The fuels support team from No 1 Expeditionary Logistics Squadron at Royal Air Force Wittering were testing their skills this week in Exercise Steel Viper.
Aircraft do not fly without fuel, but not all airfields in the world are well equipped. Keeping RAF aircraft fuelled in places where good quality fuels are hard to obtain is one of the many roles of No 1 Expeditionary Logistics Squadron (1ELS). Exercise Steel Viper is the Squadron’s way of testing the Fuels Support Team's (FST) ability to deploy and set up a fuel site.
1ELS’s Primary Bulk Fuel Installation (PBFI) can be assembled almost anywhere and will keep fuel in good condition and ready for aircraft use. It can be refilled by industry standard road-tankers and pump fuel to the specialised trucks that carry aircraft fuel to aircraft.
The PBFI is a large and complex setup. Sergeant Sadie Johnstone (37) and her team intensively tested their own ability to safely construct the PBFI, check the quality of the fuels and supervise the transfer of fuels as though they were deployed to a foreign airbase.

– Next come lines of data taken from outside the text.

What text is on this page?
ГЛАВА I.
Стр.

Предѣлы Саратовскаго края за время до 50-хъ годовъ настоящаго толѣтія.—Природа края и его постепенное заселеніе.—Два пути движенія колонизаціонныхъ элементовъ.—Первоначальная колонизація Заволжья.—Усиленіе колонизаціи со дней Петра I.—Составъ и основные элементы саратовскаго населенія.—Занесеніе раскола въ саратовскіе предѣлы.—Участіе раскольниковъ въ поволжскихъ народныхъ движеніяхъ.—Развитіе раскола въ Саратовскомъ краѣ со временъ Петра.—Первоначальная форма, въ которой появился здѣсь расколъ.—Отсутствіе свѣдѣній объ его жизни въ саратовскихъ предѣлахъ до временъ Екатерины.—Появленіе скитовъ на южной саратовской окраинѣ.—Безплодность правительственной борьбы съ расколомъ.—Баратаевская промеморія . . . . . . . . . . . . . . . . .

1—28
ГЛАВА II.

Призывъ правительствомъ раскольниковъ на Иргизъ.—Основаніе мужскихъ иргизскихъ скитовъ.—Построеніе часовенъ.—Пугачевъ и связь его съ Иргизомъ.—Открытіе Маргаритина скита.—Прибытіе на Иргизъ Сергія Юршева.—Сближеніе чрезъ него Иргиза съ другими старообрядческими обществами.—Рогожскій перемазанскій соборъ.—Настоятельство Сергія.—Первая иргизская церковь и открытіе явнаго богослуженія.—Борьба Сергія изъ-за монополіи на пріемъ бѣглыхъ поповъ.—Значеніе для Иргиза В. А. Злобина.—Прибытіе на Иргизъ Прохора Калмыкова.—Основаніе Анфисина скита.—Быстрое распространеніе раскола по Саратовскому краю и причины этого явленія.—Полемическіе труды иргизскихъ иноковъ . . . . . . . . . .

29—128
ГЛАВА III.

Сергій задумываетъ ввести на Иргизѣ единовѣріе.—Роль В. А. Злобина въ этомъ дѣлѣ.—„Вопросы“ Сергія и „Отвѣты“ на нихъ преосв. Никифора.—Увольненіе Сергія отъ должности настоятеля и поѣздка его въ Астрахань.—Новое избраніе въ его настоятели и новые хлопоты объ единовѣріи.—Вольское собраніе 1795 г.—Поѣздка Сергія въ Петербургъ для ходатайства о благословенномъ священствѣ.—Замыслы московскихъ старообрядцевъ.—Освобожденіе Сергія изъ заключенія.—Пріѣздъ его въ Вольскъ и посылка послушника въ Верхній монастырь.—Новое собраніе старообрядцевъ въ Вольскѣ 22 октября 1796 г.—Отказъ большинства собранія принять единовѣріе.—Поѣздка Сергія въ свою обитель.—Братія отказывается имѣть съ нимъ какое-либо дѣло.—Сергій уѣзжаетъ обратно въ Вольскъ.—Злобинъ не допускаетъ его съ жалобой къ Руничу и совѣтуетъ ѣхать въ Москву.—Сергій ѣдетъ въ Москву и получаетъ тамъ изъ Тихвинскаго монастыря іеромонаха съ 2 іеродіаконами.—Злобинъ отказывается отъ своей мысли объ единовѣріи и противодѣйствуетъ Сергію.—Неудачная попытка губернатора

Sgt Johnstone said: “This is about keeping us ready, making sure we have the knowledge and skills to go wherever the RAF needs to send its aircraft. The supply of fuel by 1 ELS FST can be key to allowing RAF aircraft to operate and fly safely around the world.”
In a series of drills designed to mimic an overseas operation, powerful Oshkosh tankers from 2 Mechanical Transport Squadron (2MT) delivered and drew fuel from the PBFI, providing useful training for the drivers.
Working with fuels is a demanding business that requires high levels of technical expertise and months of training. Sgt Johnstone said: “The diversity of working in deployed fuels is so different from what we would normally do on a main operating base; it can be challenging but very rewarding.”
1ELS’s main task is to support the UK’s deployed air operations; to make sure the RAF has the right amounts of the correct equipment and fuel, when and where they are needed. It is one of several squadrons that make up the A4 Force, which provides the RAF with the specialist engineering and logistic capabilities it needs for deployed operations.
Exercise Steel Viper takes its name from the Squadron’s badge, which shows a snake transporting an aircraft component to a spitfire.
Squadron Leader Liz Wheatley (41) is Officer Commanding 1ELS. She said: “Wherever you project air power, fuel will be needed. The team has been working in testing conditions and have overcome several challenges in the build, but they have done well and succeeded. Ultimately, we could be sent anywhere in the world at very short notice and we have to be ready for all conditions and eventualities.”